Am Montag hatten die Chefs der vier großen deutschen Energieversorger in der "Bild"-Zeitung eine Laufzeitverlängerung um "eine satte zweistellige Zahl zusätzlicher Jahre, mindestens aber 15 Jahre" gefordert. Der "Spiegel" berichtete, die Atombranche drohe außerdem damit, ihre Atomreaktoren sofort vom Netz zu nehmen, wenn die Brennelementesteuer käme. Überlegungen der Bundesregierung zufolge könnte der Staat mit einer solchen Steuer ab dem kommenden Jahr jährlich 2,3 Milliarden einnehmen. Die Energieversorger bevorzugen einen Fonds, in den sie einen Teil ihrer zusätzlichen Gewinne einzahlen würden.

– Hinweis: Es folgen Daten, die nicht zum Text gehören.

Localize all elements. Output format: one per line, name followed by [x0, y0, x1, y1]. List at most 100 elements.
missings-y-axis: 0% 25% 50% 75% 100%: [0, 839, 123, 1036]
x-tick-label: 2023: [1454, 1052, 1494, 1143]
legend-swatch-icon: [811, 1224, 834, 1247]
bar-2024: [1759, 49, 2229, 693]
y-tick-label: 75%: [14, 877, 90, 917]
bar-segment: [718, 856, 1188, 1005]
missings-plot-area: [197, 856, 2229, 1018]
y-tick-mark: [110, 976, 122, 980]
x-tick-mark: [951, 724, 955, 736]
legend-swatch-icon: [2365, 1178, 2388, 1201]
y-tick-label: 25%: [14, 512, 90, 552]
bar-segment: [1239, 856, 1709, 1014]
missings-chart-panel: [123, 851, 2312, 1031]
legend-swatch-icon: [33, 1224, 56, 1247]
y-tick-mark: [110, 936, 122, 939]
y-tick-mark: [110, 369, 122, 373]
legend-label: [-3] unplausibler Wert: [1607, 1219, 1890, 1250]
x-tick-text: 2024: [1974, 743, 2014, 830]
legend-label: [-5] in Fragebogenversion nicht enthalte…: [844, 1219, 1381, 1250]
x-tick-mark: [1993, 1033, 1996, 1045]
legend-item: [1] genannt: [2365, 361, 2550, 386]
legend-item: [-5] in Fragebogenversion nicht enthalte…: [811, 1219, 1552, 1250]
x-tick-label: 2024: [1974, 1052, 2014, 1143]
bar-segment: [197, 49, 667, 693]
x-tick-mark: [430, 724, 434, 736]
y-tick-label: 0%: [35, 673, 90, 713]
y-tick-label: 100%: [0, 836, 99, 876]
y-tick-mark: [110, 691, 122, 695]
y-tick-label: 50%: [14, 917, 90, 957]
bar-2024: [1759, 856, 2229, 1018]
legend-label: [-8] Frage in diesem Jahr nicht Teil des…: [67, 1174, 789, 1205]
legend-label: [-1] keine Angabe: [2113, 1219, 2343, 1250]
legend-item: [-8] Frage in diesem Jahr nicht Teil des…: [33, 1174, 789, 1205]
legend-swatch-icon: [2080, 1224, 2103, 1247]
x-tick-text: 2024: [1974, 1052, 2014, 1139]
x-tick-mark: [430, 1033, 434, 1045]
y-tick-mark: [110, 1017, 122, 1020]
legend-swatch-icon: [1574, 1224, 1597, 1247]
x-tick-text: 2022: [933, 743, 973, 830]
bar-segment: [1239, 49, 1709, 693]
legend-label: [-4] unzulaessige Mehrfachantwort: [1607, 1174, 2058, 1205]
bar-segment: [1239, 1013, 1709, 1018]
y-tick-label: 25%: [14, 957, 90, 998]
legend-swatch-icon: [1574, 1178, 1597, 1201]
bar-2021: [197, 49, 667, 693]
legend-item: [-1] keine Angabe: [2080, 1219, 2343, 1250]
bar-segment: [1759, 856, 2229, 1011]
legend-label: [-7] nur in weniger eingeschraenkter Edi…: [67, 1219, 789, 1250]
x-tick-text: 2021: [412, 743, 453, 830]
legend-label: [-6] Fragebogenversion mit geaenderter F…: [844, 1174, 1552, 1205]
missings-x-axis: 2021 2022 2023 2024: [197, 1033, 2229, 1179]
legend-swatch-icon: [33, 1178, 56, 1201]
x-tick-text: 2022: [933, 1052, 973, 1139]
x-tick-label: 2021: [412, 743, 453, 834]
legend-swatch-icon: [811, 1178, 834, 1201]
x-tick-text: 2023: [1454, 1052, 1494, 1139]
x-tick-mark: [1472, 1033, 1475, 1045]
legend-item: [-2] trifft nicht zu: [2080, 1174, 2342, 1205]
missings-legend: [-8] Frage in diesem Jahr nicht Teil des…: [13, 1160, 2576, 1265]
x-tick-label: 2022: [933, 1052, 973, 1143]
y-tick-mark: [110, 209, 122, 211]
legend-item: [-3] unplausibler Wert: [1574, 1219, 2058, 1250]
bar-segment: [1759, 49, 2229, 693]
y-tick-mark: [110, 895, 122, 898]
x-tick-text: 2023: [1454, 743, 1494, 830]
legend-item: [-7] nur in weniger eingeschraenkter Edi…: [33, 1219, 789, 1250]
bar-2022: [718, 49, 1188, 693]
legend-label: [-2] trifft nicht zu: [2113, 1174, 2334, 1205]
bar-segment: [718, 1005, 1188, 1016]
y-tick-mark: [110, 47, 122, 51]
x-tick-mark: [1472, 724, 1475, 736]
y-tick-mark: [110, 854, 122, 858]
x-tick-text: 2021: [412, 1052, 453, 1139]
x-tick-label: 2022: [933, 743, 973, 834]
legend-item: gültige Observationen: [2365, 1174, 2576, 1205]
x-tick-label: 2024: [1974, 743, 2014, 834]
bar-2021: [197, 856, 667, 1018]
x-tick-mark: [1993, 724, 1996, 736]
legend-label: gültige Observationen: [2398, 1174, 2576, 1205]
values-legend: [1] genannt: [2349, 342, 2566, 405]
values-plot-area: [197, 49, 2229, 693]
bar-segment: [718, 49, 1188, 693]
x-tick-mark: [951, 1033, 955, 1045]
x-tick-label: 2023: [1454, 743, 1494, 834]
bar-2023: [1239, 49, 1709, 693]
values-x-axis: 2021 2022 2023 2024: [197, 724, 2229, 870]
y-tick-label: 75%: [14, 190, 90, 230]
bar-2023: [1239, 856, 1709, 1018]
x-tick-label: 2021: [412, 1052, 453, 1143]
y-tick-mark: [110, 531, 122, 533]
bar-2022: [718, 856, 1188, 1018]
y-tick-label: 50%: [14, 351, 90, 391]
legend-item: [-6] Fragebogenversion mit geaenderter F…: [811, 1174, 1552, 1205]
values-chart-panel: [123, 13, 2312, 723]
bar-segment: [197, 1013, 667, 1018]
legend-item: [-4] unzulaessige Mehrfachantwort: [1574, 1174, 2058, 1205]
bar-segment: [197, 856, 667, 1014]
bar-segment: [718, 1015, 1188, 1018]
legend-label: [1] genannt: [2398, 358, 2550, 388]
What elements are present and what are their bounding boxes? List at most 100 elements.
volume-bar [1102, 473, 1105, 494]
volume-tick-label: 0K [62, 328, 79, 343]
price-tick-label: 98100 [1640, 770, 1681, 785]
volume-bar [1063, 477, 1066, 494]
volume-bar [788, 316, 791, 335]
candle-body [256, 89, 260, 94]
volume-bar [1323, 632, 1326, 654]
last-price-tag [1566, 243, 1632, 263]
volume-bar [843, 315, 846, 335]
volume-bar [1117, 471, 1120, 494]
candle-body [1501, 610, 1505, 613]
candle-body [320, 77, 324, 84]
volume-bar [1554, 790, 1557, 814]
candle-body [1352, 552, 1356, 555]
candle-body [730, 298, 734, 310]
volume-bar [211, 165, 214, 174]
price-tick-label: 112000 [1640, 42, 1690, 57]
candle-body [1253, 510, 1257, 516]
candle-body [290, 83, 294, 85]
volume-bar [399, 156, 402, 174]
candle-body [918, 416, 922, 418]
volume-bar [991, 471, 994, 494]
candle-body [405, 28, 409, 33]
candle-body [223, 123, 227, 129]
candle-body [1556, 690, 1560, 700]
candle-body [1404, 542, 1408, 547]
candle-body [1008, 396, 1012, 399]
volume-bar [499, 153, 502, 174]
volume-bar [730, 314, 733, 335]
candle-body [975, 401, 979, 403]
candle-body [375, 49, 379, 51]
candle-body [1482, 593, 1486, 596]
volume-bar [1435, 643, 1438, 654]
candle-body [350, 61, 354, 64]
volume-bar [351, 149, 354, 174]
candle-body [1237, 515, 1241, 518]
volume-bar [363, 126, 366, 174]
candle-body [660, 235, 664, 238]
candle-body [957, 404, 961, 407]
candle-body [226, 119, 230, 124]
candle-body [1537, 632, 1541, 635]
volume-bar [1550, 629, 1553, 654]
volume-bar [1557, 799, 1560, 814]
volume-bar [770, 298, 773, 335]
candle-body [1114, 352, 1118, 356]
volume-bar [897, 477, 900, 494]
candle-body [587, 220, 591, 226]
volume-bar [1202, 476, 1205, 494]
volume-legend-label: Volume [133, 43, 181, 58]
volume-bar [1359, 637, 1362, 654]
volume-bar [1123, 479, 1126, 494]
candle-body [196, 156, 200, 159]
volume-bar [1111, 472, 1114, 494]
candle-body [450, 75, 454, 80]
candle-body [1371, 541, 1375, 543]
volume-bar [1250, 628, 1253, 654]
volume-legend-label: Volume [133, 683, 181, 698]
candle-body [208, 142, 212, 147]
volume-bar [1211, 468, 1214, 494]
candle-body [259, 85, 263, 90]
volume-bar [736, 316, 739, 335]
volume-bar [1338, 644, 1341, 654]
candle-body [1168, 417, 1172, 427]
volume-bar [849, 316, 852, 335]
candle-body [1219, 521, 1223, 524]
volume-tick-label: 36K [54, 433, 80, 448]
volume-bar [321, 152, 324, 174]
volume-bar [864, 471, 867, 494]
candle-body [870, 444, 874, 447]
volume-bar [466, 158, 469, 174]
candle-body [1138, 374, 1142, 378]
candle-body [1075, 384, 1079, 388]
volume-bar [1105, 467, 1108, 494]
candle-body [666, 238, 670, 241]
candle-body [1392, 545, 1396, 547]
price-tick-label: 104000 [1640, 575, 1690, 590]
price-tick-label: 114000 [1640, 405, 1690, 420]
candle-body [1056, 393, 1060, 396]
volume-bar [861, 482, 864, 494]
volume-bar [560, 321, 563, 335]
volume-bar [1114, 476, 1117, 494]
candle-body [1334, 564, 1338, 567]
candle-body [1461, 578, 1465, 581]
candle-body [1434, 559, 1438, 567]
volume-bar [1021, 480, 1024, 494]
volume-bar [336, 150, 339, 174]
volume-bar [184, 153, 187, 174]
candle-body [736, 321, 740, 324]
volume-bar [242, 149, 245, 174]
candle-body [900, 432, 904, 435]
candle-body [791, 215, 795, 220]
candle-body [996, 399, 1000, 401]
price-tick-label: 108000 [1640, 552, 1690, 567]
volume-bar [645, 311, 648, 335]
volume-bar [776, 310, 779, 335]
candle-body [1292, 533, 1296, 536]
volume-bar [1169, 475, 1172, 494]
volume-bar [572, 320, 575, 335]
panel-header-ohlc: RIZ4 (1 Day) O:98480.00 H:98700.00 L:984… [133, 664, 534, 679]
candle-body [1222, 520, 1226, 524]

Mit ihrem Vorpreschen hatten die Konzerne auch innerhalb der Regierungskoalition Kritik geerntet. Über ihren Regierungssprecher Steffen Seibert ließ Merkel erklären, bei laufenden Verhandlungen mit "Drohungen oder Säbelrasseln" zu arbeiten sei nicht sinnvoll. Kritik am Verhalten der Energiekonzerne äußerte der umweltpolitische Sprecher der FDP-Bundestagsfraktion, Michael Kauch. Die Unternehmen täten sich keinen Gefallen, sagte er dem NDR. "Das ist Theaterdonner, mit dem man möglichst wenig Geld an den Staat abliefern will."

SPD und Grüne fordern dagegen von der Bundesregierung den Abbruch der Gespräche mit den Energiekonzernen. Es gebe keinen Grund, mit den AKW-Betreibern über die geplante Brennelementesteuer zu verhandeln, sagte SPD-Chef Sigmar Gabriel. Er forderte Merkel auf, sie solle die Verhandlungen mit den Energiekonzernen "sofort abbrechen". Grünen-Fraktionsvize Fritz Kuhn sagte: "Mit Erpressern schließt man keine Verträge."